Page 55 - LAPORAN PENELITIAN ITI SEPT 2021
P. 55
3.4 Perencanaan Hingga Pengendalian Ruang Yang Tegas Dan Jelas
Kompleksitas tata kelola destinasi pariwisata semakin besar ketika destinasi pariwisata berada di kawasan
konservasi. Kawasan konservasi, seperti taman nasional dan kawasan hutan belantara saat ini mencakup lebih
dari 15,4 persen permukaan bumi dan seringkali merupakan lokasi penting untuk aktivitas pariwisata (Deguignet
et al., 2014; Eagles, McCool, & Haynes, 2002). Namun, tantangan muncul apabila pariwisata dikembangkan di
cagar alam dan warisan budaya yang didedikasikan untuk konservasi spesies, ekosistem, dan lanskap. Dengan
demikian, berbagai pemangku kepentingan, serta kebijakan yang dibuat harus dimasukkan dalam pengelolaan
pariwisata di kawasan konservasi lebih dari tata kelola destinasi pariwisata yang bukan di kawasan konservasi.
Karena dampak perusakan habitat, polusi, pertumbuhan populasi, dan hilangnya spesies merupakan faktor
turunan yang dapat memperumit sistem tata kelola yang lemah. Oleh karena itu, pemanfaatan ruang untuk
ekonomi perlu diimbangi dengan pengendalian ruang yang berfungsi untuk menjaga konservasi lingkungan
sebagai salah satu pilar geopark. Tabel di bawah menunjukkan contoh pemanfaatan yang berpotensi
mengganggu konservasi bila tidak dikelola dengan tepat.

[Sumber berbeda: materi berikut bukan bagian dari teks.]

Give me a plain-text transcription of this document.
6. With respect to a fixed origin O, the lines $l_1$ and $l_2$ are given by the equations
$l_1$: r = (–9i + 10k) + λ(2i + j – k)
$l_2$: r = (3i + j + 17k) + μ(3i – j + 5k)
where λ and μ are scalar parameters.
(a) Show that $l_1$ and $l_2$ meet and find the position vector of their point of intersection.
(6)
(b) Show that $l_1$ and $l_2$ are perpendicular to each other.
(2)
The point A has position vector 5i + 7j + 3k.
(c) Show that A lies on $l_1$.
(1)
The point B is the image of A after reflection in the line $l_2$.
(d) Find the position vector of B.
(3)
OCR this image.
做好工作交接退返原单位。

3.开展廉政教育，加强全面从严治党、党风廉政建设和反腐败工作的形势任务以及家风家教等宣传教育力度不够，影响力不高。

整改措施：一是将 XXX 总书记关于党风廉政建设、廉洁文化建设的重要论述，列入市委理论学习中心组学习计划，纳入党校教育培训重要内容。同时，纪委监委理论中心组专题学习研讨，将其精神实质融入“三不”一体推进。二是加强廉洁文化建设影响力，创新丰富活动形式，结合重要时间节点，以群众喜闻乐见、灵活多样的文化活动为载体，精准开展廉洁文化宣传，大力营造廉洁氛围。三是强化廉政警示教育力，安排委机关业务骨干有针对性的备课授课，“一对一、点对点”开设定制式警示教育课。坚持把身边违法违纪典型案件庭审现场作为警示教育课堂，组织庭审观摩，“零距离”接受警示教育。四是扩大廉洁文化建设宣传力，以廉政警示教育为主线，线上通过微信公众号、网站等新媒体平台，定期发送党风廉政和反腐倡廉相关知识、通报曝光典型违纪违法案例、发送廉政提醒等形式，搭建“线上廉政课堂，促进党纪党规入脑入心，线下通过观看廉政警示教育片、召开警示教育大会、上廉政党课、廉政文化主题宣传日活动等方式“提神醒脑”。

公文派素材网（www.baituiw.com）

Pada tabel di bawah menunjukkan contoh bagaimana lokasi geosite dapat beririsan dengan pola ruang lain
seperti hutan lindung, kawasan perkebunan, pertanian, pertambangan, dll, Ini menunjukkan bahwa bentuk
pemanfaatan harus mengikuti peraturan zonasi sesuai peruntukan yang ditetapkan.
Pola ruang di sekitar geosite ini menunjukkan perlunya aturan penataan mulai dari perencanaan, pemanfaatan
dan pengendalian ruang hingga tidak menimbulkan masalah lingkungan. Untuk menghindari potensi tumpang
tindih kewenangan maka perlu diakukan deliniasi dan kewenangan sehingga dapat disusun mekanisme
kerjasama dan pembagian peran yang jelas.